Listen, when we self-harm – I self-harmed every day by putting drink and drugs in my body. That was self-harming. I remember I went to see a psychiatrist when I was trying to get into rehab the first time. I was sitting there and he said to me, ‘Have you ever self-harmed?’ and I was like, ‘No, why would I ever do that?’ My partner, who was sat next to me, said, ‘Tony, you pulled all your teeth out with a screwdriver and pliers.’ In my head, I thought that wasn’t self-harming. That was the mental state I was in. It’s all attached to addiction and low self-worth, and it all comes from a place of fear. It’s about change.

Statistics show that members of the LGBTQ+ community struggle with substance abuse more than others. Do you have any thoughts on why this might be the case?

Because, when we’re growing up in society, we suddenly come out or find our people, you move from a small town, for instance, you move to London and you want to be liked and seen. You go on the apps, you start meeting people. If you go on Grindr, or any of these apps, people are all high, it’s all about drugs, you get swept away by it. You think it’s the norm, it’s gay culture to do drugs, that’s what we do. Also, we don’t have three children to look after!

You mentioned your book. How cathartic did you find the writing process? Was there a chapter of your life that was more difficult to revisit than others?

It took seven and a half years to write. And it took that amount of time for a reason. There is so much in there that I struggled with, that I thought I’d overcome and moved forward from, that [actually] I hadn’t really even looked at, touched the surface of.

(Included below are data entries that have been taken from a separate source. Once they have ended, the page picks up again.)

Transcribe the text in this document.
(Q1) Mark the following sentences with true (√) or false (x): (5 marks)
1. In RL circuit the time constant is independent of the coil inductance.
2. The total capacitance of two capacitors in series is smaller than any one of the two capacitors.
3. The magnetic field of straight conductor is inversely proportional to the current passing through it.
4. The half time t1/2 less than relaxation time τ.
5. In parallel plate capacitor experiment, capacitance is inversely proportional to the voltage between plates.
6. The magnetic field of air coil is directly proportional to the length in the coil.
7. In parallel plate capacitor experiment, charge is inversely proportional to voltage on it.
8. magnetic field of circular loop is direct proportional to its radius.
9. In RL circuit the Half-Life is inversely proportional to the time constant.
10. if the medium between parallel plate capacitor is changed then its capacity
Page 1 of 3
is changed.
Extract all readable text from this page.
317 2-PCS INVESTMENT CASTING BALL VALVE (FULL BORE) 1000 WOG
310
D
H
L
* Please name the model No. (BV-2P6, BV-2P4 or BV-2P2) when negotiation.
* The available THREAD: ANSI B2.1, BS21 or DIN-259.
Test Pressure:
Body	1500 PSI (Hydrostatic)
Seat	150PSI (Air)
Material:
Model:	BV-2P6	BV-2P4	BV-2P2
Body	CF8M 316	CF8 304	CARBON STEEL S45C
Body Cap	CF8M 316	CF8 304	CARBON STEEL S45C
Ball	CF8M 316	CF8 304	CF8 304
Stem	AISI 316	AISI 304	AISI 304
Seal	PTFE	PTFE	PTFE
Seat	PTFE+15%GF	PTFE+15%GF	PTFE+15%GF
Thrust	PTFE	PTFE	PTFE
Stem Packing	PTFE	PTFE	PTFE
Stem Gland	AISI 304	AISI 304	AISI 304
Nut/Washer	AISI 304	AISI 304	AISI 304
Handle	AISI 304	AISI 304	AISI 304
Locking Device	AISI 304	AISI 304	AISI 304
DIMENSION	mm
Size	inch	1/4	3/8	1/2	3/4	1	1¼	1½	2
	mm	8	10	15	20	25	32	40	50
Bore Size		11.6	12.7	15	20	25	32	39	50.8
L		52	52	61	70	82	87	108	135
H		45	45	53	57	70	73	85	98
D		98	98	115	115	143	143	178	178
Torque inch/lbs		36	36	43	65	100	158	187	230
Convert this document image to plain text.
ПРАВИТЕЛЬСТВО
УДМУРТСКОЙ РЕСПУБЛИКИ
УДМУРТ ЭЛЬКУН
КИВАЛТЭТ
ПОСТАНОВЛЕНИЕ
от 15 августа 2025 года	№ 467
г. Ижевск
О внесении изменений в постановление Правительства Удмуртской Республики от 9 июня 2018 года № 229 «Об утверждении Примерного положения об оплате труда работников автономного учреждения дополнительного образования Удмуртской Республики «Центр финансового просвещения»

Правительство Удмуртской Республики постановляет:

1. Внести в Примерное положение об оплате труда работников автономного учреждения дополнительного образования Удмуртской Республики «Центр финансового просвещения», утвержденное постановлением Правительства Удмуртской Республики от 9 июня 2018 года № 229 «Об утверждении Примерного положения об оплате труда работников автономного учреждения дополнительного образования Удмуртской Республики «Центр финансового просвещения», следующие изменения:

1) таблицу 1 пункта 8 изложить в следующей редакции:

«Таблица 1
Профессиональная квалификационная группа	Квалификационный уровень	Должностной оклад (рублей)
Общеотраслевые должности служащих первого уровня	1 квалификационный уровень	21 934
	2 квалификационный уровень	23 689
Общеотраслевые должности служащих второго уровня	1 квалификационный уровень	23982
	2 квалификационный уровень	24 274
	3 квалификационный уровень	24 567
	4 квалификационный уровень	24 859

There’s the London’s Burning chapter, which is about Aids and HIV, and my own diagnosis is in there. I talk about when I was diagnosed and how I nearly died of full-blown Aids. I literally had under 150 T cells left. I was classed at one point as [having] full-blown Aids. I talk about that, quite thoroughly, about how I was in a coma for so long and everything, about the fact that they did come along with antiretrovirals and pump me full of it as a trial, and it saved my life.

It’s a major part of my life that I’ve never kept a secret, because it’s not a secret, but I’ve gone in and talked about in depth. Also, the abuse chapter, when I was a child and abused for four years. That’s in there. To write that and talk about that stuff is hard. It made me ill. I was physically sick writing that chapter. For a week and a half, I was vomiting and stuff. It brought up so much.

[On writing about his abuse] For me, by discussing it and bringing it to the surface and talking about it in such depth, I think it’s going to help so many more people to realise that, they’re not alone, it wasn’t their fault, and they’re not to blame.

There’s real light in the darkness. It’s not a book about darkness, it’s about finding the light.

What song holds a special place in your heart and why?

Soldiers of Twilight’s Believe. The words to that song changed my life… I don’t listen to music, I feel music. There’s a difference. It’s like a vibration. During lockdown, I was Djing to yuccas in my garden and palm trees, and I struggled. I wasn’t getting the energy. I thrive off of 10 people, f***ing 20,000 people. It’s all about energy for me. Music is the best drug in the whole world.

Tony’s book I Don’t Take Requests is out now.